The Rule of Six is set to have a big impact on families and businesses across the Anglia region.
It is now illegal to gather in groups of more than six people, apart from some limited exemptions. So who are the winners and losers?
For soft play area's like Northampton's Riverside Hub the new rule of six is a hammer blow.
After waiting many months to re-open it can't host the children's parties which make up a big chunk of its income.
Ellis Potter, owner of Riverside Hub, said: "It's such a restraint, such a strangle hole over the business. With restricted numbers on visitors, this rule of six just knocks everything out of the window.
"We just really don't know what the winter's going to look like. It's certainly not going to look good, so it's very, very difficult for us right now."
So a lot of disappointed birthday children as the pirate and dinosaur rooms stand empty. In better times the Riverside might host 20 parties a day at weekends.

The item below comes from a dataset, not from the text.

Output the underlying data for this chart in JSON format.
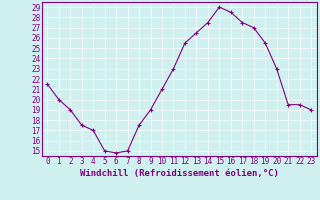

In Scotland and Wales children don't count as a six so places like the Riverside Hub could have up to six adults supervising a children's party.
Others though have more cause for optimism. Gym and yoga groups like this one in Saffron Walden still able to meet in person, not reverting back to online sessions.
Siobhan Kemp, a yoga instructor, said: "'We've all done what we can to muddle through with online but this is better, this is how we like to practice yoga.
"It's coming together as a group, connecting even though we can do that safely, which is why I felt a bit concerned when the news came through, but so happy we're able to continue doing what we do."
But while weddings and funerals can still have receptions for up to thirty people christenings can't.
Tami White from Great Yarmouth must cancel next weekend's celebration for her baby daughter Brooke.
Tami White said: "When Brooke was born everything seems to have been cancelled or delayed. I thought we'd finally had our chance to celebrate her, but I was gutted really.
"I find it frustrating when you can go to the pub and be around strangers or you could go on a plane and sit near 200 strangers, but I can't sit with my family."
On the subject of pubs many in the industry hope maximising groups at six will make it easier for them to maintain social distancing among their customers.
Dawn Hopkins is licencee of The Rose in Norwich and is vice chair of the Campaign for Pubs.
Dawn Hopkins said: "It's a guideline that many of us have been working to anyway, so for a lot of people it won't make a huge amount of difference.
"It just means it's law so it's not us being awkward it's a legal requirement for pubs now to stick to groups of six."
As children explore the Riverside Hub so we're all discovering what impact the Rule of Six will have on each of us. For many there's bound to be a period of adjustment.